荻原CEO:「小波さんの分は、少し多めにしておきました」
小波の手が、ぴたりと止まった。
小波:「……え?」
荻原CEO:「朝からずっと電卓を叩いていましたから。頭を使ったでしょう」
小波:「……そんなに、いいの?」
いつもなら、すぐに値段をつける。
すぐに市場を見つける。
すぐに世界展開まで考える。
けれど、その時の小波は、ただ皿の上を見ていた。
少し多めに盛られたフレンチトーストを、まるで予想外の配当でも受け取ったような顔で見つめている。
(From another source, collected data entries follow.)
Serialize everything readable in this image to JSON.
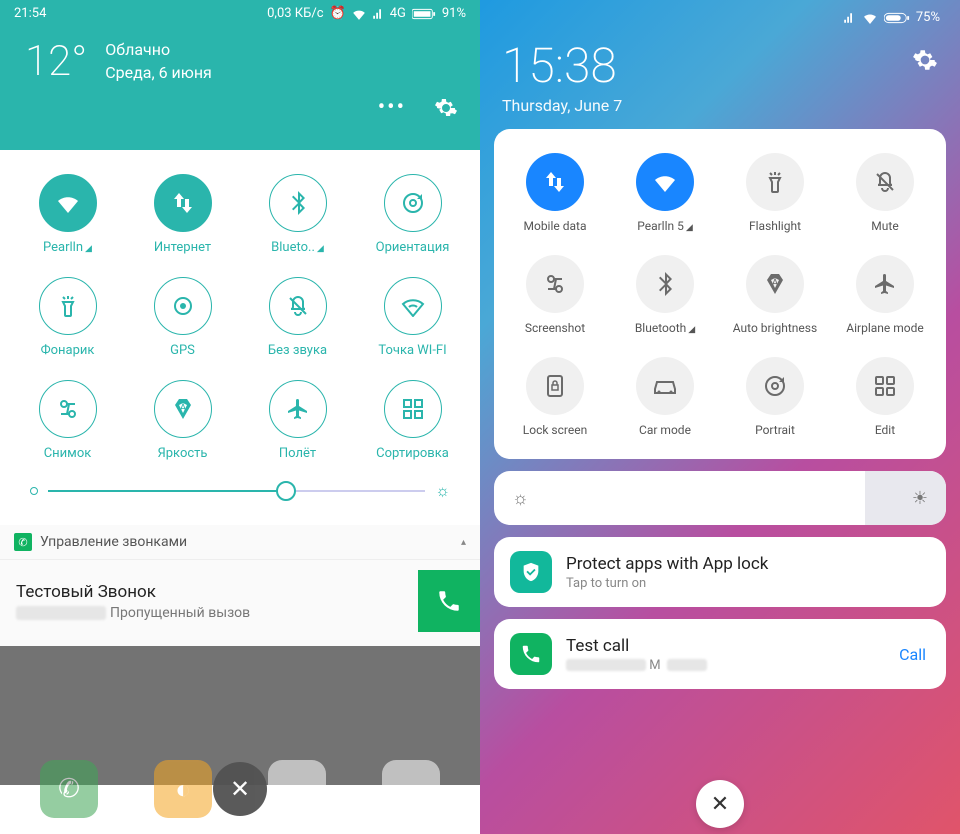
{
  "left": {
    "status": {
      "time": "21:54",
      "speed": "0,03 КБ/с",
      "net": "4G",
      "battery": "91%"
    },
    "weather": {
      "temp": "12°",
      "cond": "Облачно",
      "date": "Среда, 6 июня"
    },
    "tiles": [
      {
        "label": "Pearlln",
        "icon": "wifi",
        "active": true,
        "caret": true
      },
      {
        "label": "Интернет",
        "icon": "data",
        "active": true
      },
      {
        "label": "Blueto..",
        "icon": "bluetooth",
        "active": false,
        "caret": true
      },
      {
        "label": "Ориентация",
        "icon": "rotation",
        "active": false
      },
      {
        "label": "Фонарик",
        "icon": "flashlight",
        "active": false
      },
      {
        "label": "GPS",
        "icon": "gps",
        "active": false
      },
      {
        "label": "Без звука",
        "icon": "mute",
        "active": false
      },
      {
        "label": "Точка WI-FI",
        "icon": "hotspot",
        "active": false
      },
      {
        "label": "Снимок",
        "icon": "screenshot",
        "active": false
      },
      {
        "label": "Яркость",
        "icon": "brightness",
        "active": false
      },
      {
        "label": "Полёт",
        "icon": "airplane",
        "active": false
      },
      {
        "label": "Сортировка",
        "icon": "sort",
        "active": false
      }
    ],
    "notif": {
      "head": "Управление звонками",
      "title": "Тестовый Звонок",
      "sub": "Пропущенный вызов"
    }
  },
  "right": {
    "status": {
      "battery": "75%"
    },
    "clock": "15:38",
    "date": "Thursday, June 7",
    "tiles": [
      {
        "label": "Mobile data",
        "icon": "data",
        "active": true
      },
      {
        "label": "Pearlln 5",
        "icon": "wifi",
        "active": true,
        "caret": true
      },
      {
        "label": "Flashlight",
        "icon": "flashlight",
        "active": false
      },
      {
        "label": "Mute",
        "icon": "mute",
        "active": false
      },
      {
        "label": "Screenshot",
        "icon": "screenshot",
        "active": false
      },
      {
        "label": "Bluetooth",
        "icon": "bluetooth",
        "active": false,
        "caret": true
      },
      {
        "label": "Auto brightness",
        "icon": "brightness",
        "active": false
      },
      {
        "label": "Airplane mode",
        "icon": "airplane",
        "active": false
      },
      {
        "label": "Lock screen",
        "icon": "lock",
        "active": false
      },
      {
        "label": "Car mode",
        "icon": "car",
        "active": false
      },
      {
        "label": "Portrait",
        "icon": "rotation",
        "active": false
      },
      {
        "label": "Edit",
        "icon": "edit",
        "active": false
      }
    ],
    "notif1": {
      "title": "Protect apps with App lock",
      "sub": "Tap to turn on"
    },
    "notif2": {
      "title": "Test call",
      "sub": "M",
      "action": "Call"
    }
  }
}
荻原CEO:「はい。今日は市場に出さずに、ここで食べてください」
小波:「……一口だけよ」
荻原CEO:「たぶん、一口では終わらないと思います」
小波は、フォークを持った。
フレンチトーストを小さく切り、口に運ぶ。
少しだけ目を閉じる。
バターの香り。
卵のやさしさ。
はちみつの甘さ。
珈琲の余韻。
小波は、しばらく何も言わなかった。
日和:「沈黙……。これは、利益計算を超えた余白ですわ……」
理橋:「表情筋の緩和を確認しました」
天然寺:「心が、自然に戻っていますね」
占部:「……聞こえます、聞こえます……。スタジオ・キッチンの空気が、『今のは、値段をつけない方がいい』と言っています……」
荻原CEO:「空気が一番わかっていますね」
小波は、もう一口食べた。
そして、ぽつりと言った。
小波:「……売るより、今食べた方が価値が高い時もあるわね」
荻原CEOは、少しだけ笑った。
荻原CEO:「それは、かなり大事な価値判断です」
小波:「でも、この“少し多め”は覚えておくわ」
荻原CEO:「値段をつけない方向でお願いします」
小波は、フォークを持ったまま、少しだけ視線をそらした。
小波:「……これは、非売品よ」
荻原CEOは、少し意外そうに小波を見た。
小波は、照れ隠しのようにフレンチトーストをもう一口切り分けた。
小波:「たまにはね」
小波は、粉の入った小さな紙袋をそっと棚に置いた。
ラベルには、なぜかこう書かれていた。
『料金表が粉になった朝』
荻原CEOは、それを見て小さく息をついた。
売り物にはならなかった。
けれど、小波にとっては、たぶん何かを見つけた朝だった。
そして荻原家にとっては、やっぱりいつもの朝だった。
エピローグ
本編では、飲めない粉として片付けられたもの。
けれど小波の目には、そこに別の価値が見えていた。
売れるかどうかは、まだ分からない。
そもそも、売るべきものだったのかも分からない。
けれど、粉になった料金表を見つめながら、小波は確かに笑っていた。
失敗も、余りものも、変な出来事も。
見方を変えれば、何かの種になるのかもしれない。
ただし、今日のところは。
小波も、荻原CEOも、住人たちも。
あたたかいフレンチトーストを食べる方を選んだ。
荻原家の価値判断は、今日もだいたい食卓の上で決まる。